Acabo de ver Nuovo Cinema Paradiso, la obra maestra de Tornatore, veinte años después de la primera vez, allá en el 91 ó 92 en Falmer. Lo recuerdo como si fuera hoy, en la pequeña sala de proyecciones de la Universidad de Sussex que usábamos los miembros de la Cult Movie Society, aunque otras veces nos reuníamos en el Duke of York's, un club privado en el centro de Brighton, en las cercanías de Saint Peter bastante exclusivo, alternativo y algo underground donde pagabas una cuota mensual y podías ir cuantas veces quisieras y cenar y fumar mientras veías las películas. Al terminar aquel curso las reuniones las hacíamos en las casas de unos y otros, con sesiones dobles de cine independiente y experimental que comenzaban a la medianoche y terminaban al amanecer con un paseo hasta el observatorio, sobre las colinas, que por una de esas extravagancias británicas estaba pintado como una casa de los pitufos y por ese motivo era conocido como el mushroom. Allí veíamos salir el sol y tras ello nos retirábamos. Yo sólo tenía que bajar la loma y llegar a mi enmoquetadísima casa de Park Village, con mi cuarto repleto de libros, de grabados y de cachivaches varios comprados en mercadillos y anticuarios a precios británicos, que poco tienen que ver con los nuestros.
Me veo con diecinueve o veinte años llorando al final de la proyección y ahora, con cuarenta, he vuelto a llorar, pero por motivos muy diferentes. En aquellos años devoré libros, obras de teatro, óperas, conciertos, museos, exposiciones y películas en tal cantidad que no sé de dónde sacaba el tiempo para estudiar, divertirme y vivir, que también lo hice, y mucho. Incluso hacía mis pinitos escribiendo, en cuadernos rayados y a mano. Conservo todo, pero poco hay reciclable. Hace tiempo que no los releo, pero recuerdo que en ellos era demasiado evidente las influencias de lo que leía. Ciertamente hay que dejar pasar los años y permitir que repose cuanto se ha visto, leído y vivido para que lo sembrado germine o se marchite, según su importancia. Entonces era una esponja que todo absorvía, un asiduo a cuanto acto social hubiera, hoy soy un eremita que a duras penas se lo ve en sociedad, que sólo ve cine en casa y que se ha vuelto extremadamente selectivo en cuanto a lecturas, música y compañías se refiere.
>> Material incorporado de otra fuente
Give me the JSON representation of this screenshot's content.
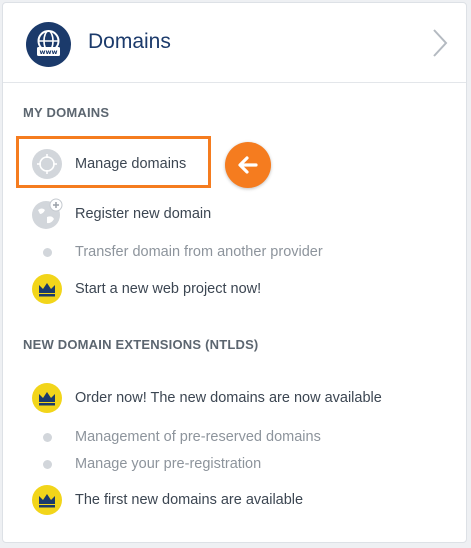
{
  "header": {
    "title": "Domains",
    "icon": "globe-www-icon",
    "chevron": "chevron-right-icon"
  },
  "sections": [
    {
      "title": "MY DOMAINS",
      "items": [
        {
          "label": "Manage domains",
          "icon": "globe-cursor-icon",
          "highlighted": true
        },
        {
          "label": "Register new domain",
          "icon": "globe-add-icon"
        },
        {
          "label": "Transfer domain from another provider",
          "icon": "bullet-dot",
          "muted": true
        },
        {
          "label": "Start a new web project now!",
          "icon": "crown-badge-icon"
        }
      ]
    },
    {
      "title": "NEW DOMAIN EXTENSIONS (NTLDS)",
      "items": [
        {
          "label": "Order now! The new domains are now available",
          "icon": "crown-badge-icon"
        },
        {
          "label": "Management of pre-reserved domains",
          "icon": "bullet-dot",
          "muted": true
        },
        {
          "label": "Manage your pre-registration",
          "icon": "bullet-dot",
          "muted": true
        },
        {
          "label": "The first new domains are available",
          "icon": "crown-badge-icon"
        }
      ]
    }
  ],
  "annotation": {
    "icon": "arrow-left-icon",
    "color": "#f57c1f"
  },
  "colors": {
    "brand": "#1b3a6b",
    "crown_badge": "#f2d51a",
    "highlight": "#f57c1f"
  }
}
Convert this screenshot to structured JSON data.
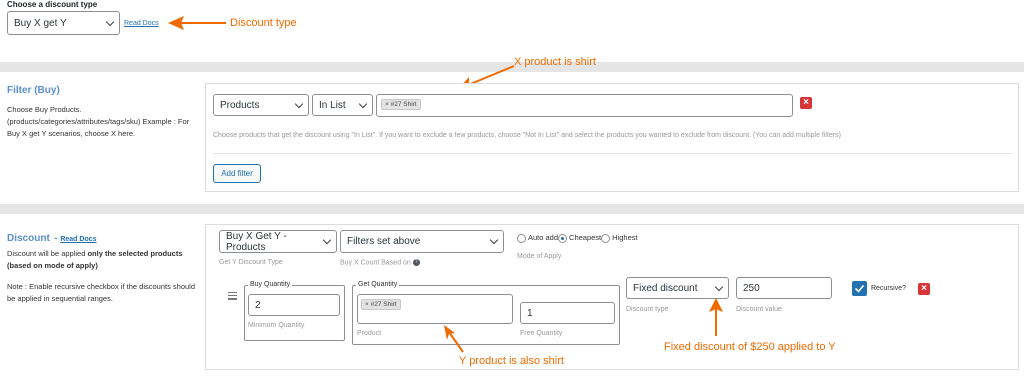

Hace veinte años yo me veía reflejado en Totò, el protagonista de la película, adolescente. En ese Totò al que Alfredo asía en la estación mientras lo conminaba a no volver a Giancaldo, el pueblo siciliano que lo había visto nacer. Demasiadas razones me hacían reflejarme en él y en esa Sicilia que por entonces marcaba mi existencia, tan parecida a mi Extremadura en tantas, tantísimas cosas. Me juré no volver a mi tierra natal, pero tres años después la vida dio tal vuelco que dejé toda mi vida y mi futuro para volver a Cáceres. Poco duró mi juramento, y allí empecé a comprender la inutilidad de hacer planes a largo plazo. Soñaba romper con todo, desaparecer, hacer mi vida toda vez que en mis años británicos me había encontrado conmigo, tras un largo proceso en el que me di la libertad. Pensé en quedarme para siempre en Inglaterra, pero un miedo enorme, atroz, un vértigo ante el compromiso quiso que me fuera a Madrid. Ya no albergo, confieso, miedo al compromiso, porque el que he contraído sólo tiene a Dios por testigo y de ése únicamente lo mejor se puede esperar. Dejé Albión como los exiliados jacobitas, en barco desde Faulkstone hasta Bolonia sobre el Mar camino de París. Una foto recuerda ese momento: se me ve jovencísimo, con los rizos al viento y unas wayfarer que camuflan las lágrimas.
Ahora con cuarenta años comprendo al Totò adulto que se enfrenta a sus fantasmas a pesar de haber intentado huir de ellos durante años. Pero no me identifico con él, porque mis fantasmas conviven conmigo hace tiempo y los he asimilado y exorcizado de múltiples maneras. Asumo todo cuanto he hecho en mi existencia, sin ocultar nada, y vivo mis recuerdos sin sentir el dolor que antes me punzaba. Ahora lloro recordando con emoción aquellos años británicos, que pensé serían los más felices de mi vida, desde la altura de la cuarentena, sintiéndome más feliz que nunca en el lugar al que nunca juré volver. Ahora las notas de Morricone que llenaron mis pensamientos de nostalgias anticipadas suenan para mí de otra manera.